After all, there’s not many jobs where you get to work with your best friend every day.
“Nala is cute, sweet, inspiring, and relatable. We keep our brand authentic by knowing who we are and never wavering,” says Shannon.
“The best advice I can give is to have fun, be creative, and authentic.”
Cole and Marmalade are simply “regular cats,” says Chris, but he prides himself on creating lots of content that people can relate to, blending fun and silly with educational posts that raise awareness about shelter animals and motivate people to get involved themselves.
His advice to anyone who wants to get started: Start an account, have lots of cameras and video cameras around the house (because you never know when your cat is going to do something cute), use lots of treats and rewards, and just enjoy the time with your feline companion.

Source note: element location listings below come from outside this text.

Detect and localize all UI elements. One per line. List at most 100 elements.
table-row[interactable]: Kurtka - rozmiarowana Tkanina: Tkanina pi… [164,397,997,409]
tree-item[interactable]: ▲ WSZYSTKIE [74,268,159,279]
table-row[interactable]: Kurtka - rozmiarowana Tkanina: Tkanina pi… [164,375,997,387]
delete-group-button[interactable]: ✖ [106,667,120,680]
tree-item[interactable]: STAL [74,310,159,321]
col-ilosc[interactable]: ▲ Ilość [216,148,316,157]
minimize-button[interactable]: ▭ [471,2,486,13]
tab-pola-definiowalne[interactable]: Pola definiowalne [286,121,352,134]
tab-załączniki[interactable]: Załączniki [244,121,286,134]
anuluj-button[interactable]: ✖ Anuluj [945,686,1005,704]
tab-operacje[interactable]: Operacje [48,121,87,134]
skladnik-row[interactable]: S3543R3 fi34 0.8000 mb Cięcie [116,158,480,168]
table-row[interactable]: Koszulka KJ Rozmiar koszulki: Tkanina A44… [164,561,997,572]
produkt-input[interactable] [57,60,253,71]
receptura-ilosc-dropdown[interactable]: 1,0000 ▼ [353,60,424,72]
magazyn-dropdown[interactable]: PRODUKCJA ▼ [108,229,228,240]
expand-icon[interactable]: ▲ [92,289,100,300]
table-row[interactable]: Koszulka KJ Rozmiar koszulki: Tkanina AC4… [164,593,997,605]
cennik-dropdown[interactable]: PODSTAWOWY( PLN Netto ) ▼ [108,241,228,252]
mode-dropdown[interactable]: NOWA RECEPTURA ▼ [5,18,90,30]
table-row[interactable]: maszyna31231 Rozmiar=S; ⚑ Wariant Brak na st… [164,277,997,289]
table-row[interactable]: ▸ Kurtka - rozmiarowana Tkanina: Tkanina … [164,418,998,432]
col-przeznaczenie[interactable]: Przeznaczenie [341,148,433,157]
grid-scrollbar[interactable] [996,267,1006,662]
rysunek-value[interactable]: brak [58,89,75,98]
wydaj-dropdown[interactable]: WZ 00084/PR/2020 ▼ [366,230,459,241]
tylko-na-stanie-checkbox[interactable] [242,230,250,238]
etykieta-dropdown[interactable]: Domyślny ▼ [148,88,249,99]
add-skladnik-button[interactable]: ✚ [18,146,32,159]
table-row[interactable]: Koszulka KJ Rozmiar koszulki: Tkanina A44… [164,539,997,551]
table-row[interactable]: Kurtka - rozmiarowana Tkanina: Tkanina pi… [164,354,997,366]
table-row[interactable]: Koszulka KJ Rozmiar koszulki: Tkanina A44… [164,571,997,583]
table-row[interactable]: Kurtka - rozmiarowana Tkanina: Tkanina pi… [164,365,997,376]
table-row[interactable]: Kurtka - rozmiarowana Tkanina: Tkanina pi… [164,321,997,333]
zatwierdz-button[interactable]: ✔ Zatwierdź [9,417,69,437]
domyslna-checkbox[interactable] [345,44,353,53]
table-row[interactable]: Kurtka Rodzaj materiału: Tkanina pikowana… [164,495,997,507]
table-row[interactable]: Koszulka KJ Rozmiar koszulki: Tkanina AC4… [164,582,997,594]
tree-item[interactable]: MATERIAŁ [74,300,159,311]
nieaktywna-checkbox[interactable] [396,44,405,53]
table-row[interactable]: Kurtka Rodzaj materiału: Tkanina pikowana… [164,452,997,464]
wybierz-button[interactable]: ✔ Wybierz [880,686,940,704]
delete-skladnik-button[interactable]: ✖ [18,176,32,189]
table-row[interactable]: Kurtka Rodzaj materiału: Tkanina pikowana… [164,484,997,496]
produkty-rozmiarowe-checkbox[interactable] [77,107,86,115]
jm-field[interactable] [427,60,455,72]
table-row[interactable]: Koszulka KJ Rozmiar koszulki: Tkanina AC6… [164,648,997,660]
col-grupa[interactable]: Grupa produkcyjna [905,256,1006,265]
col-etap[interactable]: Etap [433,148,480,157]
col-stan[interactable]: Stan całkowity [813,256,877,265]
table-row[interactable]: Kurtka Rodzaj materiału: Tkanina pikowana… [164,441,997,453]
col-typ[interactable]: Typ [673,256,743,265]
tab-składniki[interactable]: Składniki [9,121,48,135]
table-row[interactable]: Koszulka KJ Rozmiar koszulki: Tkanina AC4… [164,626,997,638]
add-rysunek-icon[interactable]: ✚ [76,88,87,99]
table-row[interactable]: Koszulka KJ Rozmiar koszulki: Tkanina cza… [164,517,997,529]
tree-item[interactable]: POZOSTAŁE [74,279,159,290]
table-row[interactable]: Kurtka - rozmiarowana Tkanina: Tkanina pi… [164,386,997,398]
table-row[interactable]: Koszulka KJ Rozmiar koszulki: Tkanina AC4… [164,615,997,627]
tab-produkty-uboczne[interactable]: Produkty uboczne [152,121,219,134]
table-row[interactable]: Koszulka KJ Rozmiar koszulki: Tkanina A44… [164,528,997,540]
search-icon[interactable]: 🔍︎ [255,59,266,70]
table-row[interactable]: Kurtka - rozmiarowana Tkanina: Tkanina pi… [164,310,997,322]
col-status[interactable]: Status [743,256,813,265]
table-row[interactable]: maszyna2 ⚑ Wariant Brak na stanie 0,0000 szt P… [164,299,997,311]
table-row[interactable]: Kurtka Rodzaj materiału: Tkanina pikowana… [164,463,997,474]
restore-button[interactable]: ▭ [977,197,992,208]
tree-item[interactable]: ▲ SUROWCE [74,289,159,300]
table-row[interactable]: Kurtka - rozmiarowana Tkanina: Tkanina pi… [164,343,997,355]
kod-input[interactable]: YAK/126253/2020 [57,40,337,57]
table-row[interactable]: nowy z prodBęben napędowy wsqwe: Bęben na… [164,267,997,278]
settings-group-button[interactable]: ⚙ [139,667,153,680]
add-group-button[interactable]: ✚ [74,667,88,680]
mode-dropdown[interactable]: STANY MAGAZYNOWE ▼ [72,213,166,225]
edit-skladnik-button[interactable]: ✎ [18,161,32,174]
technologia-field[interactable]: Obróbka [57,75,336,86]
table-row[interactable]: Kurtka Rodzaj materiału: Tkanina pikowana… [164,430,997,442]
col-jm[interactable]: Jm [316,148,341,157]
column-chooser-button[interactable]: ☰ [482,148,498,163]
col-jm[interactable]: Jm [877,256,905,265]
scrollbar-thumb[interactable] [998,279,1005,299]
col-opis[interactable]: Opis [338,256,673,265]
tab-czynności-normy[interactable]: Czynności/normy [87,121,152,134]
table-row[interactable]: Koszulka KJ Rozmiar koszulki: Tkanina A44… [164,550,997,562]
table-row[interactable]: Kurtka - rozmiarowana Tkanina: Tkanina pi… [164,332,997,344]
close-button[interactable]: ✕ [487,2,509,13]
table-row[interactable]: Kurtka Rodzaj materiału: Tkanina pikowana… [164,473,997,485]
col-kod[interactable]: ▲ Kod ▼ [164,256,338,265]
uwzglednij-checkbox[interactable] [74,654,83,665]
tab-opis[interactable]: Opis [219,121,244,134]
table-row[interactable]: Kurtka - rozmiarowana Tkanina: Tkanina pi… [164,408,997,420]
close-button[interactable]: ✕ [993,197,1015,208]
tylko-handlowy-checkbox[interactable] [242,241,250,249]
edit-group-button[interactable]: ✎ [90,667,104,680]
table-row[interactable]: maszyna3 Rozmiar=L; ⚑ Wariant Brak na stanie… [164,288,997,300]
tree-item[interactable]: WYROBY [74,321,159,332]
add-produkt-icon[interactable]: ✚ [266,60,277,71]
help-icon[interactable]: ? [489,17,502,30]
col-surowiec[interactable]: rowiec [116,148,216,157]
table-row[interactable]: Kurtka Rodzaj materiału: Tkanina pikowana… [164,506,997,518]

The Instagram cat world is deceptively easy to get into—really, just as simple as starting an account. But with so much competition, it’s much harder to make money, let alone rack up thousands of followers and turn it into a career.
“It’s tough these days since so many people are trying to make their pets famous,” Chris says.
In other words, it takes more than a social media account and a camera. Influencers aren’t just lucky—their success is based on consistency and hard work.
“I always say create good content on a consistent basis and keep at it. There’s no magic pill to take for overnight success—at least, if there is, we were not made aware.”